Microsoft Teams Local Information Disclosure in Windows, Linux, and macOS

Information has recently been disclosed regarding a method an attacker can use to gain access to a Microsoft Teams or Skype account even with MFA turned on. Microsoft Teams is a communications platform that comes included with Microsoft 365 and is used in workplaces around the world for real-time collaboration and communication, video-conferencing, and file and app sharing and is used by over 270 million users around the world. According to information disclosed by security firm Vectra, the issue in question is that the desktop application versions of Microsoft Teams store access token on disk in clear text. Keep in mind, that an attacker must already have access to the local file system to get this information so this is a method an attacker could use potentially for lateral phishing or to gain access to confidential information stored in Teams.

Microsoft Teams is developed on a framework called Electron. Electron is a framework enabled Node.js and Chromium that allows a developer to build desktop application using web technology such as JavaScript, HTML, and CSS by running the web application inside a custom Chromium-based browser. Since the Teams application is essentially a web app running in a browser, the built-in web browser requires traditional browser data such as cookies.

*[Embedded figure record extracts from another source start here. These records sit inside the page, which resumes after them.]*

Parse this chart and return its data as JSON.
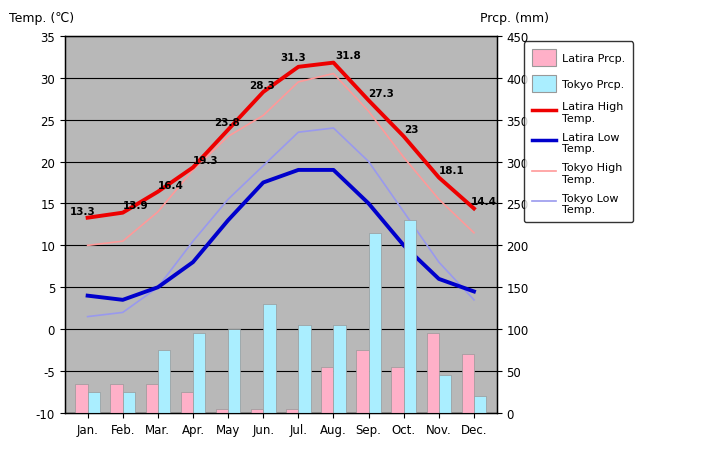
{
  "months": [
    "Jan.",
    "Feb.",
    "Mar.",
    "Apr.",
    "May",
    "Jun.",
    "Jul.",
    "Aug.",
    "Sep.",
    "Oct.",
    "Nov.",
    "Dec."
  ],
  "latira_high": [
    13.3,
    13.9,
    16.4,
    19.3,
    23.8,
    28.3,
    31.3,
    31.8,
    27.3,
    23.0,
    18.1,
    14.4
  ],
  "latira_low": [
    4.0,
    3.5,
    5.0,
    8.0,
    13.0,
    17.5,
    19.0,
    19.0,
    15.0,
    10.0,
    6.0,
    4.5
  ],
  "tokyo_high": [
    10.0,
    10.5,
    14.0,
    19.0,
    23.0,
    25.5,
    29.5,
    30.5,
    26.0,
    20.5,
    15.5,
    11.5
  ],
  "tokyo_low": [
    1.5,
    2.0,
    5.0,
    10.5,
    15.5,
    19.5,
    23.5,
    24.0,
    20.0,
    14.0,
    8.0,
    3.5
  ],
  "latira_prcp_mm": [
    35,
    35,
    35,
    25,
    5,
    5,
    5,
    55,
    75,
    55,
    95,
    70
  ],
  "tokyo_prcp_mm": [
    25,
    25,
    75,
    95,
    100,
    130,
    105,
    105,
    215,
    230,
    45,
    20
  ],
  "temp_ylim": [
    -10,
    35
  ],
  "prcp_ylim": [
    0,
    450
  ],
  "temp_yticks": [
    -10,
    -5,
    0,
    5,
    10,
    15,
    20,
    25,
    30,
    35
  ],
  "prcp_yticks": [
    0,
    50,
    100,
    150,
    200,
    250,
    300,
    350,
    400,
    450
  ],
  "latira_high_color": "#EE0000",
  "latira_low_color": "#0000CC",
  "tokyo_high_color": "#FF9999",
  "tokyo_low_color": "#9999EE",
  "latira_prcp_color": "#FFB0C8",
  "tokyo_prcp_color": "#AAEEFF",
  "bg_color": "#B8B8B8",
  "title_left": "Temp. (℃)",
  "title_right": "Prcp. (mm)",
  "latira_high_labels": [
    "13.3",
    "13.9",
    "16.4",
    "19.3",
    "23.8",
    "28.3",
    "31.3",
    "31.8",
    "27.3",
    "23",
    "18.1",
    "14.4"
  ],
  "legend_labels": [
    "Latira Prcp.",
    "Tokyo Prcp.",
    "Latira High\nTemp.",
    "Latira Low\nTemp.",
    "Tokyo High\nTemp.",
    "Tokyo Low\nTemp."
  ]
}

Microsoft Teams is essentially a conglomeration of other M365 services that rely on Skype, SharePoint, and Outlook using the Microsoft Graph API. After a user logs in to Teams (after MFA), an access token is created. The access token is a temporary token with a default useful lifetime between 60-90 minutes generated by the Microsoft identity platform. An access token is how an application verifies which permissions a user has while they are using the application. Essentially, it is how you remain logged in to the application without having to re-authenticate for every action you perform. Depending on your configuration, before the token expires it can perform a “silent” login to gain a new token with a new expiration time. If you have access to a current, valid access token, it can be used to access the Graph API directly and thereby used to perform actions as the user who owns the token. Because the access token is created after a user authenticates, including MFA, this information could be used as an MFA bypass.

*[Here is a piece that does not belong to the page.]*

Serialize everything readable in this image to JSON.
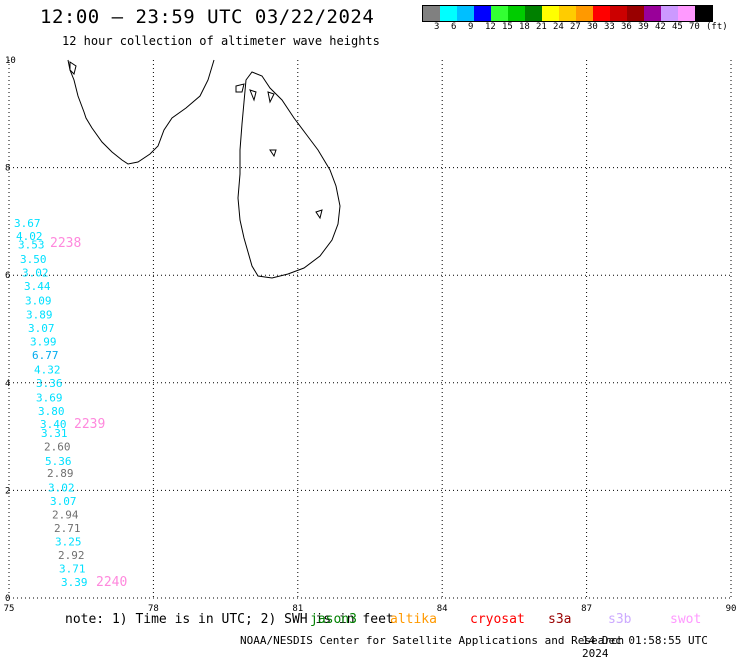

Gaining access to the token does require file system access of a user who has already authenticated to Teams and the token has a limited shelf-life (on average about 75 minutes). For these reasons, Microsoft closed the case submitted by Vectra telling them it did not meet their standard for “immediate servicing.” Since there is no fix coming from Microsoft anytime soon, Vectra recommends using the browser-based version of Teams rather than the desktop application. Modern web-browsers use native OS tools to secure and encrypt cookie content since access token are common programming techniques and used by many web applications and they must be stored somewhere locally to be used.

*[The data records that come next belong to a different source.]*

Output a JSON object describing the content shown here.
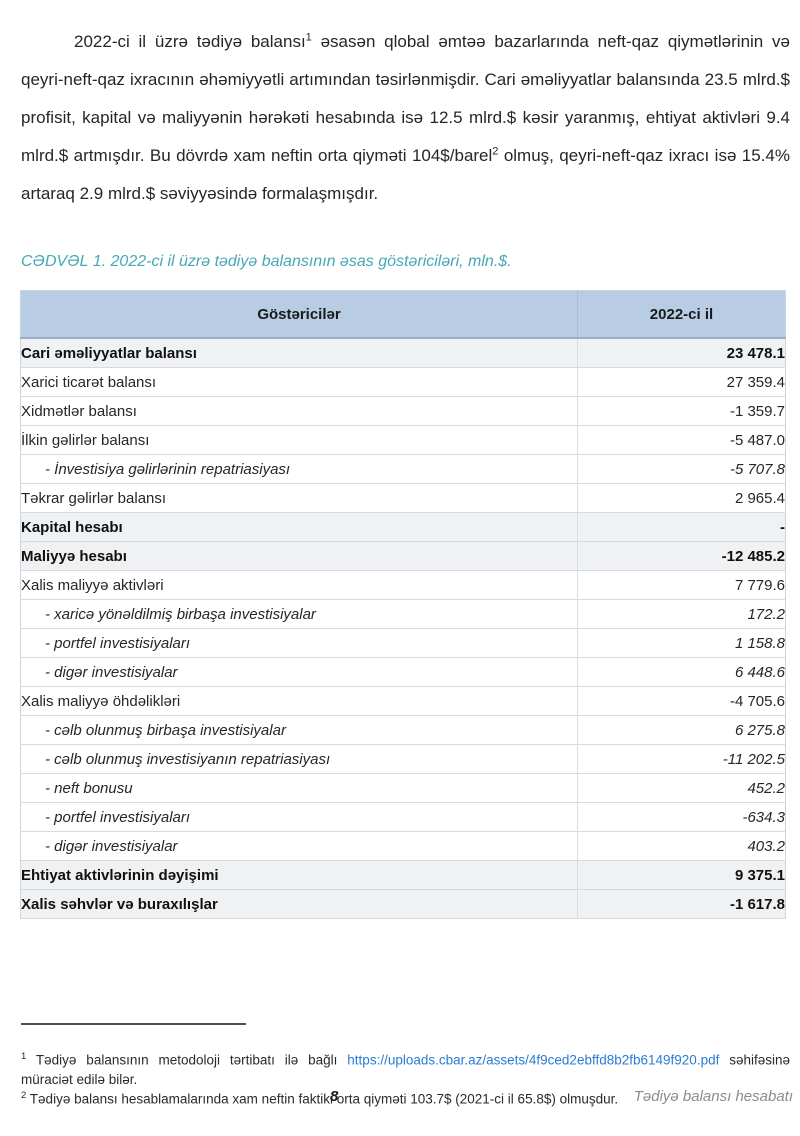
{
  "document": {
    "intro_paragraph": {
      "part1": "2022-ci il üzrə tədiyə balansı",
      "footnote_ref1": "1",
      "part2": " əsasən qlobal əmtəə bazarlarında neft-qaz qiymətlərinin və qeyri-neft-qaz ixracının əhəmiyyətli artımından təsirlənmişdir. Cari əməliyyatlar balansında 23.5 mlrd.$ profisit, kapital və maliyyənin hərəkəti hesabında isə 12.5 mlrd.$ kəsir yaranmış, ehtiyat aktivləri 9.4 mlrd.$ artmışdır. Bu dövrdə xam neftin orta qiyməti 104$/barel",
      "footnote_ref2": "2",
      "part3": " olmuş, qeyri-neft-qaz ixracı isə 15.4% artaraq 2.9 mlrd.$ səviyyəsində formalaşmışdır."
    },
    "table_caption": "CƏDVƏL 1. 2022-ci il üzrə tədiyə balansının əsas göstəriciləri, mln.$."
  },
  "table": {
    "headers": [
      "Göstəricilər",
      "2022-ci il"
    ],
    "rows": [
      {
        "label": "Cari əməliyyatlar balansı",
        "value": "23 478.1",
        "style": "bold"
      },
      {
        "label": "Xarici ticarət balansı",
        "value": "27 359.4",
        "style": "normal"
      },
      {
        "label": "Xidmətlər balansı",
        "value": "-1 359.7",
        "style": "normal"
      },
      {
        "label": "İlkin gəlirlər balansı",
        "value": "-5 487.0",
        "style": "normal"
      },
      {
        "label": "- İnvestisiya gəlirlərinin repatriasiyası",
        "value": "-5 707.8",
        "style": "sub"
      },
      {
        "label": "Təkrar gəlirlər balansı",
        "value": "2 965.4",
        "style": "normal"
      },
      {
        "label": "Kapital hesabı",
        "value": "-",
        "style": "bold"
      },
      {
        "label": "Maliyyə hesabı",
        "value": "-12 485.2",
        "style": "bold"
      },
      {
        "label": "Xalis maliyyə aktivləri",
        "value": "7 779.6",
        "style": "normal"
      },
      {
        "label": "- xaricə yönəldilmiş birbaşa investisiyalar",
        "value": "172.2",
        "style": "sub"
      },
      {
        "label": "- portfel investisiyaları",
        "value": "1 158.8",
        "style": "sub"
      },
      {
        "label": "- digər investisiyalar",
        "value": "6 448.6",
        "style": "sub"
      },
      {
        "label": "Xalis maliyyə öhdəlikləri",
        "value": "-4 705.6",
        "style": "normal"
      },
      {
        "label": "- cəlb olunmuş birbaşa investisiyalar",
        "value": "6 275.8",
        "style": "sub"
      },
      {
        "label": "- cəlb olunmuş investisiyanın repatriasiyası",
        "value": "-11 202.5",
        "style": "sub"
      },
      {
        "label": "- neft bonusu",
        "value": "452.2",
        "style": "sub"
      },
      {
        "label": "- portfel investisiyaları",
        "value": "-634.3",
        "style": "sub"
      },
      {
        "label": "- digər investisiyalar",
        "value": "403.2",
        "style": "sub"
      },
      {
        "label": "Ehtiyat aktivlərinin dəyişimi",
        "value": "9 375.1",
        "style": "bold"
      },
      {
        "label": "Xalis səhvlər və buraxılışlar",
        "value": "-1 617.8",
        "style": "bold"
      }
    ]
  },
  "footnotes": {
    "fn1": {
      "marker": "1",
      "text_before_link": " Tədiyə balansının metodoloji tərtibatı ilə bağlı ",
      "link_text": "https://uploads.cbar.az/assets/4f9ced2ebffd8b2fb6149f920.pdf",
      "text_after_link": " səhifəsinə müraciət edilə bilər."
    },
    "fn2": {
      "marker": "2",
      "text": " Tədiyə balansı hesablamalarında xam neftin faktiki orta qiyməti 103.7$ (2021-ci il 65.8$) olmuşdur."
    }
  },
  "footer": {
    "page_number": "8",
    "report_title": "Tədiyə balansı hesabatı"
  },
  "colors": {
    "table_header_bg": "#b8cce4",
    "highlight_row_bg": "#f0f1f2",
    "caption_text": "#46a8b4",
    "link_text": "#2b7bd4",
    "footer_text": "#8c8c8c"
  }
}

Overall, this is not a critical vulnerability though we could start seeing threat actors adding this technique to their toolchain even possibly creating a tool similar to Mimikatz. That being said, plenty of existing infostealer malware in-the-wild today can also access encrypted browser data for post-exploitation and lateral movement. The fact that Teams stores the access token in clear-text doesn’t change anything significantly, but just saves threat actors a step.